- Born: 25 June 1895, Antwerp, Belgium
- Died: 30 August 1981 (aged 86) Ostend, Belgium
- Known for: Painting
- Movement: Expressionism
- Spouse: Georges Marlier ​ ​(m. 1922⁠–⁠1968)​

= Alice Frey =

Belgian painter

Alice Frey (25 June 1895 - 30 August 1981) was a Belgian painter.

==Biography==
Born in Antwerp, Frey was one of three children. She was trained as a dressmaker, a trade which she later taught as a school teacher. As with many Belgian families, the Freys left their home in the First World War, moving to Ostend. There Alice met painter James Ensor who became a close friend. Ensor encouraged her interest in art, and after the war she enrolled as student in the Academy of Fine Arts in Antwerp, where she studied drawing and painting.

It was as a student that she met her future husband Georges Marlier, himself later a noted art critic and painter. They married in 1922. Together they formed part of a group known as Lumière, which published a journal. A second journal, Ça Ira, was established by Frey, and these formed part of the avant-garde movement in Belgium in the 1920s.
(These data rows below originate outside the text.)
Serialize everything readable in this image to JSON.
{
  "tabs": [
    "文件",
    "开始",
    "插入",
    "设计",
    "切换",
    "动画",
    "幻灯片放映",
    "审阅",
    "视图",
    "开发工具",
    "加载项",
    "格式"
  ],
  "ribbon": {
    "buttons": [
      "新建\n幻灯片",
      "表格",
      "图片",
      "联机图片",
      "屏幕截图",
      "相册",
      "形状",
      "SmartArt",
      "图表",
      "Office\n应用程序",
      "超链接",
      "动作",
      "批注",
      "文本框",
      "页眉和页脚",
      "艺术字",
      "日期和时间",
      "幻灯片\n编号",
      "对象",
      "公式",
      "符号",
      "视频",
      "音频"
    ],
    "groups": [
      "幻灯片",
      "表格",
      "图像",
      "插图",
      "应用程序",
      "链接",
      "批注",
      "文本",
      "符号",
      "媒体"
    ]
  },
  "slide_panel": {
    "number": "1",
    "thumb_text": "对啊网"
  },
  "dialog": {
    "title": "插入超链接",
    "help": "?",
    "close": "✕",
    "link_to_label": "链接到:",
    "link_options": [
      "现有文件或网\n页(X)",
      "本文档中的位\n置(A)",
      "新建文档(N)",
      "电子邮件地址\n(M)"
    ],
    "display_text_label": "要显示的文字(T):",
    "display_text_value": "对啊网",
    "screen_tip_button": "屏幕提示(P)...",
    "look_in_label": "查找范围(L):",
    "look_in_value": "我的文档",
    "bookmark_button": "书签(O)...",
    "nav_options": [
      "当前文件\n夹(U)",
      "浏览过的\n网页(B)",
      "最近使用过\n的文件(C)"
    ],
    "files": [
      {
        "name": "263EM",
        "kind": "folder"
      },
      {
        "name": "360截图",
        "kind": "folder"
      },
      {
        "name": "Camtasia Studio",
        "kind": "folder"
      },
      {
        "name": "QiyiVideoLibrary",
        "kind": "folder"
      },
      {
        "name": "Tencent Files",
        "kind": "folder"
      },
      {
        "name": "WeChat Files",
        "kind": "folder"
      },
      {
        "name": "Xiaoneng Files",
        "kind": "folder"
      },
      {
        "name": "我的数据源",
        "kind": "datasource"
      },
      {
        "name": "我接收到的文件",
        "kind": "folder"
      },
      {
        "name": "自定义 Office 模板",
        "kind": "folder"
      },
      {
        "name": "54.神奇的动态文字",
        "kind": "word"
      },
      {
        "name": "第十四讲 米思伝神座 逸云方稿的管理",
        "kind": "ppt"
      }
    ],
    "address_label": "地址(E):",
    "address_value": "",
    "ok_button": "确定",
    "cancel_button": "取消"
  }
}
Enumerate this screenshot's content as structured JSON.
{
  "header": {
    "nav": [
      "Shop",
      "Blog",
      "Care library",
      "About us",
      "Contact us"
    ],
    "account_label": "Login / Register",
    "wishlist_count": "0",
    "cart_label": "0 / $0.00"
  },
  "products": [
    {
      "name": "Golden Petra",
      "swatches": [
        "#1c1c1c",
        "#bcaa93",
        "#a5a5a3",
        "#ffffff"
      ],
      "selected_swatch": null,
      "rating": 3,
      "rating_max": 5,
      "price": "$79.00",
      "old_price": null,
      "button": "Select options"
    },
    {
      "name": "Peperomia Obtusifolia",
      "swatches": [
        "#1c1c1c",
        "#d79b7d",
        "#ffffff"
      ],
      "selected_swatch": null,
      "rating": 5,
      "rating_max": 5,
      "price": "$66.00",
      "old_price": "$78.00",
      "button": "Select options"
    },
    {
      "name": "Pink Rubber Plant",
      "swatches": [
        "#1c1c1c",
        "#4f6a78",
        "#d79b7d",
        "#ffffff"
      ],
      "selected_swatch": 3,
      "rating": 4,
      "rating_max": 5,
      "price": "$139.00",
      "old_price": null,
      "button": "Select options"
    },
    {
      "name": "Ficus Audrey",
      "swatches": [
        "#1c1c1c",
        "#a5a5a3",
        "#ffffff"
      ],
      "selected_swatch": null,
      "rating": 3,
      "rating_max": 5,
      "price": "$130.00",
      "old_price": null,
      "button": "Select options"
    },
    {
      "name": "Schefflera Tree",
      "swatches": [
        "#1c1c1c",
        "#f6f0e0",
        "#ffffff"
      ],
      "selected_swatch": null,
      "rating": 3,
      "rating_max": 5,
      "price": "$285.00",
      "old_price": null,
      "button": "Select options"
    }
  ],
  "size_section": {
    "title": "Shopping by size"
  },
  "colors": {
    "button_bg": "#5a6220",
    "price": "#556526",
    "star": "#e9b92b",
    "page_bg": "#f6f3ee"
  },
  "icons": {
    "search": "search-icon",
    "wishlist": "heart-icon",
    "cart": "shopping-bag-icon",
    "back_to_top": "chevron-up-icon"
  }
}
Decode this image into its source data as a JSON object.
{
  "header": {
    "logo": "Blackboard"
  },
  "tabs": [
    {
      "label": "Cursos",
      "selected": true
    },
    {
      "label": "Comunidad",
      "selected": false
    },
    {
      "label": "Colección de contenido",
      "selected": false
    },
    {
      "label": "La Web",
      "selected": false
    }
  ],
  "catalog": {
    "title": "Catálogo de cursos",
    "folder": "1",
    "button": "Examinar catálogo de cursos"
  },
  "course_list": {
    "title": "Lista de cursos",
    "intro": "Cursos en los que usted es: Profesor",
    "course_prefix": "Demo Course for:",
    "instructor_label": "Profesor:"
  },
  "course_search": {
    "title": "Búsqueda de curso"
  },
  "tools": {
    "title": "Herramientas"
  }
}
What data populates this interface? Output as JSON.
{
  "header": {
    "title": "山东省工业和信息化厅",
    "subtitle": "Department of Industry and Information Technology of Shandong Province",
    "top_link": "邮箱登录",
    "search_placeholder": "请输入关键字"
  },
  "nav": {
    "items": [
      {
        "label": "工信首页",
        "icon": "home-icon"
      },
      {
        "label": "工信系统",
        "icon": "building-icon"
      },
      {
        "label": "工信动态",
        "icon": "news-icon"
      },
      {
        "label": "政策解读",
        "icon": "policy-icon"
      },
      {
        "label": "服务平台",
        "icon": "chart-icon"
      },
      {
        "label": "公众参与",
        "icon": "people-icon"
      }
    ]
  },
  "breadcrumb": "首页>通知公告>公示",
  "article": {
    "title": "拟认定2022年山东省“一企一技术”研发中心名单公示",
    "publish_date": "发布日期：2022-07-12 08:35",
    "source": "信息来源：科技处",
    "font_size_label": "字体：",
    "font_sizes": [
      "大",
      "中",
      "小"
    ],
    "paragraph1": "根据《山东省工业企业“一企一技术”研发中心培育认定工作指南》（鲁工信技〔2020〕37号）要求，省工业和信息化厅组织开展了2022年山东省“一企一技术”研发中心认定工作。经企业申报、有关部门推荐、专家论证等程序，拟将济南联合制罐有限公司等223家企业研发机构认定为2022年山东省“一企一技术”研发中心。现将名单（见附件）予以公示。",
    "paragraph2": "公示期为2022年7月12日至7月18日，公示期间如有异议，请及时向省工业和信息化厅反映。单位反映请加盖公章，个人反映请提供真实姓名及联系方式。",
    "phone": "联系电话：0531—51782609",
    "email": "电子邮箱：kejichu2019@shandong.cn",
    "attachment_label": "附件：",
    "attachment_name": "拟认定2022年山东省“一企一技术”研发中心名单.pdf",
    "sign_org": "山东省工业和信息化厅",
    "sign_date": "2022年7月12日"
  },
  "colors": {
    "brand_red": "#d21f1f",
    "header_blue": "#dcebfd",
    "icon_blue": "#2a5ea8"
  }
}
Frey's work was widely exhibited in her lifetime. In her later years she became profoundly deaf and lived alone in Ostend. On her death in 1981, much of her work was sold at auction, and only the small collection that she willed to Ostend is readily accessible. Stylistically, Frey's work was influenced by Marc Chagall, Ensor, and Edgard Tytgat. Her early works are expressionist, while her later work may be closer to magic realism.